Celebrating 25 years with a pie with sauce

Richard Tedesco

When Steve Mistretta first opened Frantoni’s Pizzeria & Ristorante on Hillside Avenue in Williston Park 25 years ago, it was a much simpler time in the pizza business.

In those days, Frantoni’s offered only four types of pie: regular, Sicilian, and the two newest types, white and broccoli spinach. 

These days, Frantoni’s offers 37 different types on a steadily expanding menu that includes buffalo chicken, chicken vegetable, chicken parmigiana, eggplant riccotta, upside down Sicilian – and the most recent addition, chicken club.

“It’s about trying to stay ahead of people, inventing more styles so people keep coming back,” Mistretta said. “The possibilities are endless.”

He said he never figured on so many variations on the pizza theme when he started out.

 But when he got into the business working in Cinelli’s Pizzeria in Franklin Square, he said he also didn’t anticipate that operating a pizza restaurant would become his career.

Mistretta was studying accounting at Nassau Community College while working at Cinelli’s when the owners decided to open a second location in Williston Park.

“They liked how I was, so they asked me to go in with them and expand,” he said.

Mistretta opened the new pizzeria at 73 Hillside Ave., across the street from Frantoni’s current location in 1988. Eight months later, his partners from Cinelli’s began to feel overextended, so Mistretta bought out their share of the business and renamed the pizzeria to honor his parents, Francesca and Antonio.

The restaurant moved to its current location at 66 Hillside Ave. in 1998.

His parents, Mistretta said, played parts in the pizzeria from the beginning, with his father helping to finance the buyout and his mother contributing recipes, including her marinara sauce.

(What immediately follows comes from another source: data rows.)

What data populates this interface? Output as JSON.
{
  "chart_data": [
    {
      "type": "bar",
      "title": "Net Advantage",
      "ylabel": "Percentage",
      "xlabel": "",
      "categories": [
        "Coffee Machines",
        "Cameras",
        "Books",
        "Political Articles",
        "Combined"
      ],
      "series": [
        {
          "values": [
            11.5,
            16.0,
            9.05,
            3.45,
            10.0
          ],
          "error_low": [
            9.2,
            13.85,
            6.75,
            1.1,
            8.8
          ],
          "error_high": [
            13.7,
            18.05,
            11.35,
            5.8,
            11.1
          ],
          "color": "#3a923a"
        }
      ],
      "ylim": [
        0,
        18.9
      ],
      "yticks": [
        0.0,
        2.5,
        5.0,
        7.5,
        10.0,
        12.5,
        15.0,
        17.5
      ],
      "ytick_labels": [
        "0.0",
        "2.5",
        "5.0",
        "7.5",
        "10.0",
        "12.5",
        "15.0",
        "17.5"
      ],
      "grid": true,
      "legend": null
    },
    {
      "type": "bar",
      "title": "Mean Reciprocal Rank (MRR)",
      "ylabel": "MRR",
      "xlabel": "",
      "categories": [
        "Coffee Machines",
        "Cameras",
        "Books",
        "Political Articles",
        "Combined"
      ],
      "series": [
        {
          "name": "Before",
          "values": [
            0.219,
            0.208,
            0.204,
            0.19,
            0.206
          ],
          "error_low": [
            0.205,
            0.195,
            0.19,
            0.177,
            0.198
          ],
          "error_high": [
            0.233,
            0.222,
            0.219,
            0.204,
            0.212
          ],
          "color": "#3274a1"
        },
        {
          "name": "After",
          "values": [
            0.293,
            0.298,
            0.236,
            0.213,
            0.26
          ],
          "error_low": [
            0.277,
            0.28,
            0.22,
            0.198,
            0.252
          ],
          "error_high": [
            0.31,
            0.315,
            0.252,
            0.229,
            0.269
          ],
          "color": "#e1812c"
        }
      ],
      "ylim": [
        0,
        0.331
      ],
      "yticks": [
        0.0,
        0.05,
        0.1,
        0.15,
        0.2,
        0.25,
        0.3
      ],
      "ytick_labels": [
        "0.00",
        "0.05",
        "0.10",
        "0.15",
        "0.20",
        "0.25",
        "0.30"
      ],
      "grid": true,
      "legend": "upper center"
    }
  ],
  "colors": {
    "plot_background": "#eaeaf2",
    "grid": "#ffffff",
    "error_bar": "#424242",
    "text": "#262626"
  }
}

At 83 years old, his father still opens Frantoni’s every morning and helps set up for the day. His mother still makes rice balls and cheese cakes for Frantoni’s, which still uses her special recipes.

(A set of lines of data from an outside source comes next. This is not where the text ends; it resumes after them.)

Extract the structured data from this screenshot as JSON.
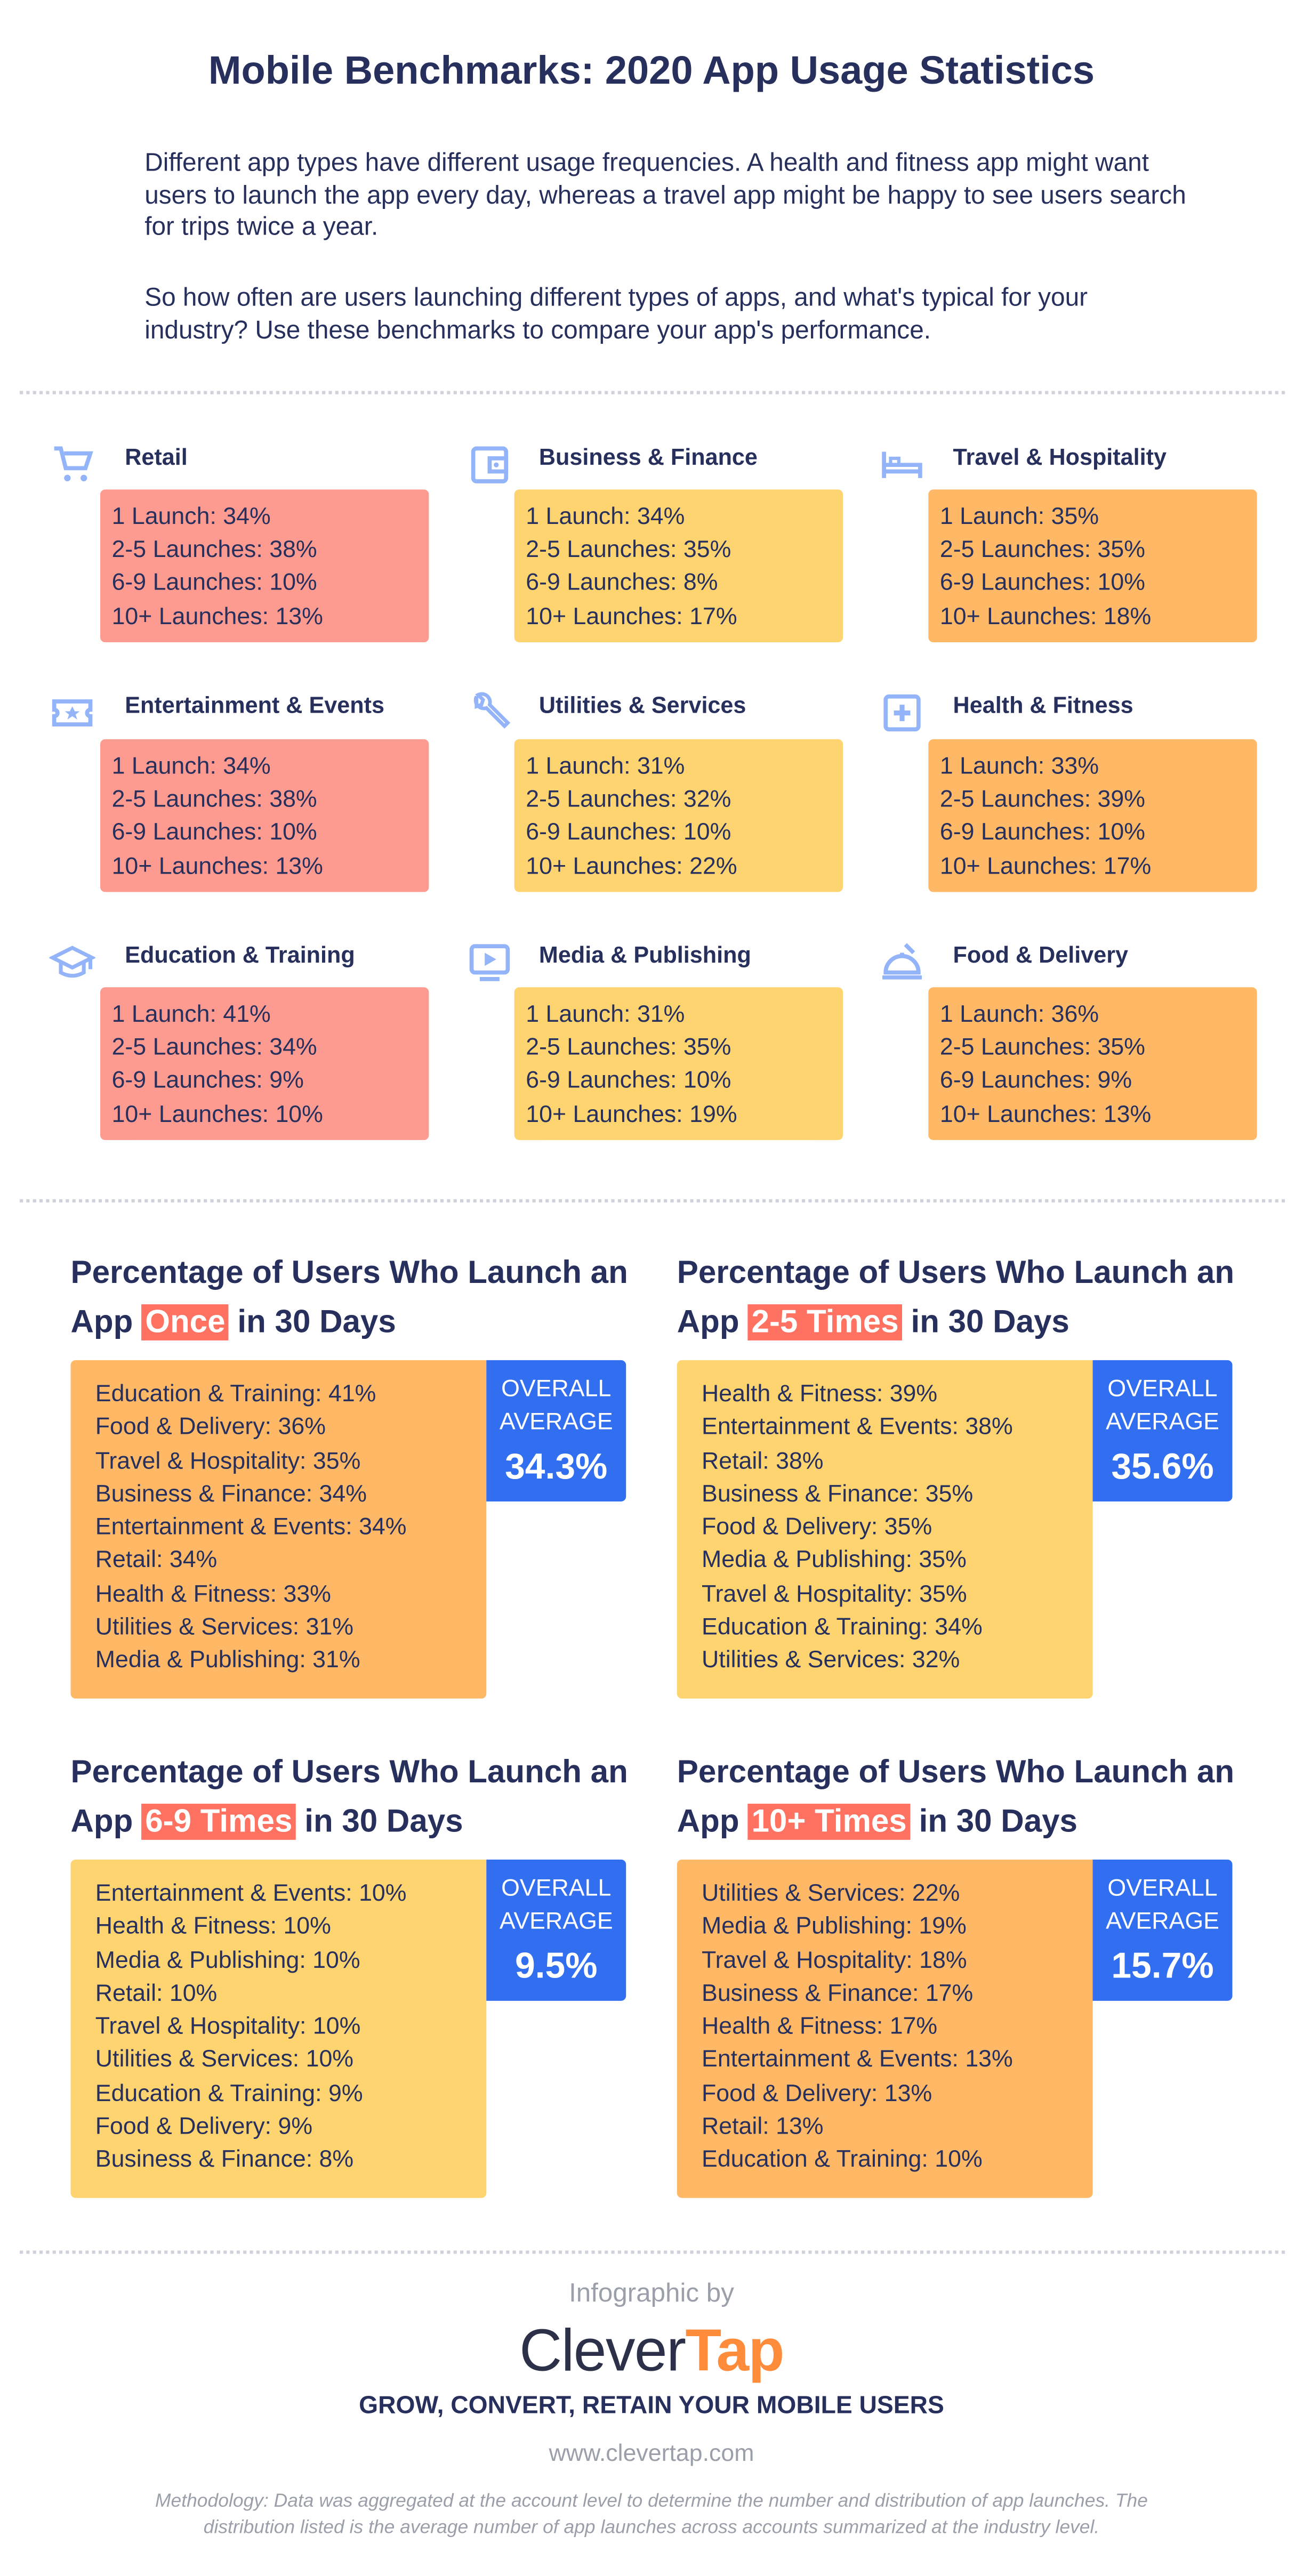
{
  "title": "Mobile Benchmarks: 2020 App Usage Statistics",
  "intro": [
    "Different app types have different usage frequencies. A health and fitness app might want users to launch the app every day, whereas a travel app might be happy to see users search for trips twice a year.",
    "So how often are users launching different types of apps, and what's typical for your industry? Use these benchmarks to compare your app's performance."
  ],
  "colors": {
    "text": "#272f5c",
    "pink": "#fe9b90",
    "yellow": "#fed470",
    "orange": "#feb866",
    "highlight": "#ff7262",
    "blue": "#316ff0",
    "icon": "#93b4f8",
    "brand_orange": "#ff8c3a"
  },
  "categories": [
    {
      "name": "Retail",
      "icon": "cart-icon",
      "color": "pink",
      "lines": [
        "1 Launch: 34%",
        "2-5 Launches: 38%",
        "6-9 Launches: 10%",
        "10+ Launches: 13%"
      ]
    },
    {
      "name": "Business & Finance",
      "icon": "wallet-icon",
      "color": "yellow",
      "lines": [
        "1 Launch: 34%",
        "2-5 Launches: 35%",
        "6-9 Launches: 8%",
        "10+ Launches: 17%"
      ]
    },
    {
      "name": "Travel & Hospitality",
      "icon": "bed-icon",
      "color": "orange",
      "lines": [
        "1 Launch: 35%",
        "2-5 Launches: 35%",
        "6-9 Launches: 10%",
        "10+ Launches: 18%"
      ]
    },
    {
      "name": "Entertainment & Events",
      "icon": "ticket-icon",
      "color": "pink",
      "lines": [
        "1 Launch: 34%",
        "2-5 Launches: 38%",
        "6-9 Launches: 10%",
        "10+ Launches: 13%"
      ]
    },
    {
      "name": "Utilities & Services",
      "icon": "wrench-icon",
      "color": "yellow",
      "lines": [
        "1 Launch: 31%",
        "2-5 Launches: 32%",
        "6-9 Launches: 10%",
        "10+ Launches: 22%"
      ]
    },
    {
      "name": "Health & Fitness",
      "icon": "medical-cross-icon",
      "color": "orange",
      "lines": [
        "1 Launch: 33%",
        "2-5 Launches: 39%",
        "6-9 Launches: 10%",
        "10+ Launches: 17%"
      ]
    },
    {
      "name": "Education & Training",
      "icon": "graduation-cap-icon",
      "color": "pink",
      "lines": [
        "1 Launch: 41%",
        "2-5 Launches: 34%",
        "6-9 Launches: 9%",
        "10+ Launches: 10%"
      ]
    },
    {
      "name": "Media & Publishing",
      "icon": "video-icon",
      "color": "yellow",
      "lines": [
        "1 Launch: 31%",
        "2-5 Launches: 35%",
        "6-9 Launches: 10%",
        "10+ Launches: 19%"
      ]
    },
    {
      "name": "Food & Delivery",
      "icon": "food-cloche-icon",
      "color": "orange",
      "lines": [
        "1 Launch: 36%",
        "2-5 Launches: 35%",
        "6-9 Launches: 9%",
        "10+ Launches: 13%"
      ]
    }
  ],
  "rankings": [
    {
      "title_pre": "Percentage of Users Who Launch an App ",
      "highlight": "Once",
      "title_post": " in 30 Days",
      "color": "orange",
      "avg_label1": "OVERALL",
      "avg_label2": "AVERAGE",
      "avg_value": "34.3%",
      "items": [
        "Education & Training: 41%",
        "Food & Delivery: 36%",
        "Travel & Hospitality: 35%",
        "Business & Finance: 34%",
        "Entertainment & Events: 34%",
        "Retail: 34%",
        "Health & Fitness: 33%",
        "Utilities & Services: 31%",
        "Media & Publishing: 31%"
      ]
    },
    {
      "title_pre": "Percentage of Users Who Launch an App ",
      "highlight": "2-5 Times",
      "title_post": " in 30 Days",
      "color": "yellow",
      "avg_label1": "OVERALL",
      "avg_label2": "AVERAGE",
      "avg_value": "35.6%",
      "items": [
        "Health & Fitness: 39%",
        "Entertainment & Events: 38%",
        "Retail: 38%",
        "Business & Finance: 35%",
        "Food & Delivery: 35%",
        "Media & Publishing: 35%",
        "Travel & Hospitality: 35%",
        "Education & Training: 34%",
        "Utilities & Services: 32%"
      ]
    },
    {
      "title_pre": "Percentage of Users Who Launch an App ",
      "highlight": "6-9 Times",
      "title_post": " in 30 Days",
      "color": "yellow",
      "avg_label1": "OVERALL",
      "avg_label2": "AVERAGE",
      "avg_value": "9.5%",
      "items": [
        "Entertainment & Events: 10%",
        "Health & Fitness: 10%",
        "Media & Publishing: 10%",
        "Retail: 10%",
        "Travel & Hospitality: 10%",
        "Utilities & Services: 10%",
        "Education & Training: 9%",
        "Food & Delivery: 9%",
        "Business & Finance: 8%"
      ]
    },
    {
      "title_pre": "Percentage of Users Who Launch an App ",
      "highlight": "10+ Times",
      "title_post": " in 30 Days",
      "color": "orange",
      "avg_label1": "OVERALL",
      "avg_label2": "AVERAGE",
      "avg_value": "15.7%",
      "items": [
        "Utilities & Services: 22%",
        "Media & Publishing: 19%",
        "Travel & Hospitality: 18%",
        "Business & Finance: 17%",
        "Health & Fitness: 17%",
        "Entertainment & Events: 13%",
        "Food & Delivery: 13%",
        "Retail: 13%",
        "Education & Training: 10%"
      ]
    }
  ],
  "footer": {
    "byline": "Infographic by",
    "logo_part1": "Clever",
    "logo_part2": "Tap",
    "tagline": "GROW, CONVERT, RETAIN YOUR MOBILE USERS",
    "url": "www.clevertap.com",
    "methodology": [
      "Methodology: Data was aggregated at the account level to determine the number and distribution of app launches. The",
      "distribution listed is the average number of app launches across accounts summarized at the industry level."
    ]
  }
}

“My mother’s a really good cook so we use a lot of her recipes,” Mistretta said.

Some of her recipes are among the dishes Frantoni’s offers besides pizzas.

The first addition Frantoni’s made to its original four styles of pizza were his mother’s grandma pizza – a traditional Sicilian style – and the marinara it still serves. Frantoni’s started making the marinara pies, which remain among its most popular, after Antonio Mistretta suffered a heart attack and couldn’t eat cheese.

At 20, when the younger Mistretta became a partner and then owner of the pizzeria, it became a thoroughly family business as his brother Michael and his sister Donna began working with him.

“I pulled everyone in with me,” he said, smiling as he recalled the pizzeria’s beginnings.

Inventiveness is a key ingredient in the business, and for any pizzeria, Mistretta said, as well as location. But Mistretta said the most important elements in Frantoni’s continuing success are friendly service and quality food.

“If you mistreat customers or give them inferior products, they’re not going to come to you,” he said. “If I’m not going to feed it to my family, I’m not going to feed it to my customers.”

The aspect of the business Mistretta said he most enjoys is talking with his customers every day.

“Williston Park is a very nice neighborhood. There are very nice people here,” he said.

Apart from Williston Park, Mistretta said most of his business comes from East Williston, Mineola and Albertson.

Mistretta manages the Williston Park restaurant. His brother, Michael – who Steve praises for his culinary skills – runs a second Frantoni’s restaurant opened in East Meadows in 2008. His sister Donna splits her time between both locations.

As members of the Chamber of Commerce of the Willistons, the three siblings recently catered a joint event of the Chamber and the Williston Park Rotary Club when a tree was planted in honor of the late Nicholas “Bud” Haller at the village’s gazebo park.

To thank customers for their support  over the past 25 years, Mistretta said, Frantoni’s is celebrating its anniversary in Williston Park this month by offering special prices, including regular pizzas for $10, heroes for $5 and reduced prices on all pizza slices through Oct. 15.